Inkrafttreten der Änderungen (Art. 7)

Die vorliegende ETIAS-Änderungsverordnung trat 20 Tage nach deren Publikation in der EU in Kraft.

5.2

ETIAS-Änderungsverordnung «Polizei»

Die ETIAS-Änderungsverordnung «Polizei» ändert die folgenden EU-Verordnungen: ­

die Verordnung «SIS Polizei» (Art. 1); und

­

die Verordnung «IOP Polizei» (Art. 2).

5.2.1

Änderung der Verordnung «SIS Polizei» (Art. 1)

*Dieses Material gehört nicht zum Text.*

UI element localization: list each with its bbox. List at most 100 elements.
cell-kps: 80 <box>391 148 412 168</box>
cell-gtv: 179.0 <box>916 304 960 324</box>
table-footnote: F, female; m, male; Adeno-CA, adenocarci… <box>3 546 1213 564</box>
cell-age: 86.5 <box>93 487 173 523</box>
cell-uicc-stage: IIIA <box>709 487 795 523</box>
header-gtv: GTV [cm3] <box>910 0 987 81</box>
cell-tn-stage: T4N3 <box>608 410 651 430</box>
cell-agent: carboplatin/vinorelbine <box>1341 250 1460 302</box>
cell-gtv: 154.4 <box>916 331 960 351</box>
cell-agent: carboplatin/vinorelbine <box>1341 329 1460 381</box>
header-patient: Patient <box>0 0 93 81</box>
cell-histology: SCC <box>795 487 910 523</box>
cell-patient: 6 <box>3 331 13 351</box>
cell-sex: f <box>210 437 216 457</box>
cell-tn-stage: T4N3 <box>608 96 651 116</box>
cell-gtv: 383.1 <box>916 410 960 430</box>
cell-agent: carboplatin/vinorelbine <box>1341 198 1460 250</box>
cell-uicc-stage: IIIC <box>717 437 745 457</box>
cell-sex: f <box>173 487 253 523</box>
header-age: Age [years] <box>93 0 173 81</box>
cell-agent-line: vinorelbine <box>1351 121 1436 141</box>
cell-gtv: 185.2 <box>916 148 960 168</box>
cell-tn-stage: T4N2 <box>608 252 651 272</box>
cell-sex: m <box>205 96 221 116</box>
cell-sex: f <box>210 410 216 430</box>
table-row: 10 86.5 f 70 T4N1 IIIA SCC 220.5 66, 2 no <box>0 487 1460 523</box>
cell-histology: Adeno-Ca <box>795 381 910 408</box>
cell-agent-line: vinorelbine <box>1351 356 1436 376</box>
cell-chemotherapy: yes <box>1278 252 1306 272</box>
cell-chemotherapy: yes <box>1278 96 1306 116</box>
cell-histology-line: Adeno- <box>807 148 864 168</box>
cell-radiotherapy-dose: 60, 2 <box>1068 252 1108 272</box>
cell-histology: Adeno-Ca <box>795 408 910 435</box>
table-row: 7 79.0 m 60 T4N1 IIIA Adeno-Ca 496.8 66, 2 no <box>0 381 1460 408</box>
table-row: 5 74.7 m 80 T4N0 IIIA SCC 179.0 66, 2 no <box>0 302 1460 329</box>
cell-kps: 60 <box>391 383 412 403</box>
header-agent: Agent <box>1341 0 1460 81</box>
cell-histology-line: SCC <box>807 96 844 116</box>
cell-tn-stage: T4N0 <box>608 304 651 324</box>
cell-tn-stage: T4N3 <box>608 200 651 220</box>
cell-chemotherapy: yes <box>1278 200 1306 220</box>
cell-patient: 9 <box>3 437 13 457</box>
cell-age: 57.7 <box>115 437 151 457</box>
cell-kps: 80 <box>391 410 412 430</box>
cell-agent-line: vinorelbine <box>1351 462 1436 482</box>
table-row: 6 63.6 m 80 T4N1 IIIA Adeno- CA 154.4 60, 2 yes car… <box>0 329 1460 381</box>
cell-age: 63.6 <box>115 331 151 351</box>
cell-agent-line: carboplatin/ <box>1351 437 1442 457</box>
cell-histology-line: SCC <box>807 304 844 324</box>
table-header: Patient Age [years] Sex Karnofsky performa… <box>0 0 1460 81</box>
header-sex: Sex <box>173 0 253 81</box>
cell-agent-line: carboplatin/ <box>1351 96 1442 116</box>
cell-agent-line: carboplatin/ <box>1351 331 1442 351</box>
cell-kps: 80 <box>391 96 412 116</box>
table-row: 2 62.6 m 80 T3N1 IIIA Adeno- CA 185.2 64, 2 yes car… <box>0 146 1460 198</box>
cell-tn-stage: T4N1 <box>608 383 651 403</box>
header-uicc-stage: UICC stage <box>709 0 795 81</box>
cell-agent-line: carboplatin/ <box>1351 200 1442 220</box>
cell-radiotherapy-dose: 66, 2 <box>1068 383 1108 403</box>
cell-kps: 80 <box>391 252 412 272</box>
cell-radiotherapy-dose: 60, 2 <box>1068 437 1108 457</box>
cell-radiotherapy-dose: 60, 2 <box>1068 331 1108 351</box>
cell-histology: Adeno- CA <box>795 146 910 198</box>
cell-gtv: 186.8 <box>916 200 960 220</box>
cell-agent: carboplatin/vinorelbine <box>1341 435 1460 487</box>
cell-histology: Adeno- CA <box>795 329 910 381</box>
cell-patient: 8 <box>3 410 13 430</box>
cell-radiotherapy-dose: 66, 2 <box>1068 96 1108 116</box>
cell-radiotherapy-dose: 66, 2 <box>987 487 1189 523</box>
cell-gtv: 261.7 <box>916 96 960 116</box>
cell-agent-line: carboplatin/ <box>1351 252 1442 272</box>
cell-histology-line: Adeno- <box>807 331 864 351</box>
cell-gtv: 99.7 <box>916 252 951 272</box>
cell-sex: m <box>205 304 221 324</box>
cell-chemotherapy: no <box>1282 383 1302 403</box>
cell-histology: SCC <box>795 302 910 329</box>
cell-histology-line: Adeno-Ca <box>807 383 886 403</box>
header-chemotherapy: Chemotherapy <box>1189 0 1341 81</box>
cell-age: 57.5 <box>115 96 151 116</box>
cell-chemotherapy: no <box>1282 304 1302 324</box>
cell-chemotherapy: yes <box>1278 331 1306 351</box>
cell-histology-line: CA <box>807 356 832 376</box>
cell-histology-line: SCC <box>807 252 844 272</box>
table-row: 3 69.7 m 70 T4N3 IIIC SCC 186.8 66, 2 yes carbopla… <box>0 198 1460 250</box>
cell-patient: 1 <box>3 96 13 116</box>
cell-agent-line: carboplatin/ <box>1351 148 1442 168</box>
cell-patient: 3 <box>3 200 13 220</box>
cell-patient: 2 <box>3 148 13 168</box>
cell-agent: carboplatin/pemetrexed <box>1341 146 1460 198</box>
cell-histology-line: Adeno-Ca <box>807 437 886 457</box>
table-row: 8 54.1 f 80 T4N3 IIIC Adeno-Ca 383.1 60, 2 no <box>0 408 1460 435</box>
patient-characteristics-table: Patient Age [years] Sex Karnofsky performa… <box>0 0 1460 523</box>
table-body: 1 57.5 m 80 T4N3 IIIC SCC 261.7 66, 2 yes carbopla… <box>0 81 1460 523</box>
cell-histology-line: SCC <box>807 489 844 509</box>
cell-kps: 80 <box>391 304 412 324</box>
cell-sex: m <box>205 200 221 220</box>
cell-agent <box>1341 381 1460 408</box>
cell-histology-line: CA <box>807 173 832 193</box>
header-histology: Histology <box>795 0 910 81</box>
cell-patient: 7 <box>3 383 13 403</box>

Art. 18b (neu) Führen von Protokollen für die Zwecke der Interoperabilität mit dem ETIAS Wenn das SIS durch die ETIAS-Zentralstelle oder durch die NES abgefragt wird, sind sämtliche Datenverarbeitungsvorgänge sowohl im SIS wie auch im ETIAS zu protokollieren.

Art. 44 Abs. 1 Bst. h (neu) Artikel 44 regelt die Behörden, die auf Ausschreibungen im SIS gemäss der Verordnung «SIS Polizei» zugriffsberechtigt sind. Im Rahmen der Übernahme und Umsetzung der neuen Rechtsgrundlagen über die Einrichtung, den Betrieb und die Nutzung des SIS wurden neu den nationalen Behörden, die für die Prüfung der Voraussetzungen und für Entscheide in Bezug auf die Einreise für einen langfristigen Aufenthalt und die Rückkehr von Drittstaatsangehörigen sowie für die Identifikation von illegal aufhältigen Personen im Hoheitsgebiet der Schengen-Staaten zuständig sind, Zugang zu allen SIS-Ausschreibungen gewährt.50 Neu ist vorgesehen, dass die NES für die manuelle Bearbeitung der ETIAS-Gesuche Zugriff auf die Ausschreibungen erhält, die im SIS gestützt auf die Verordnung «SIS Polizei» ausgeschrieben wurden.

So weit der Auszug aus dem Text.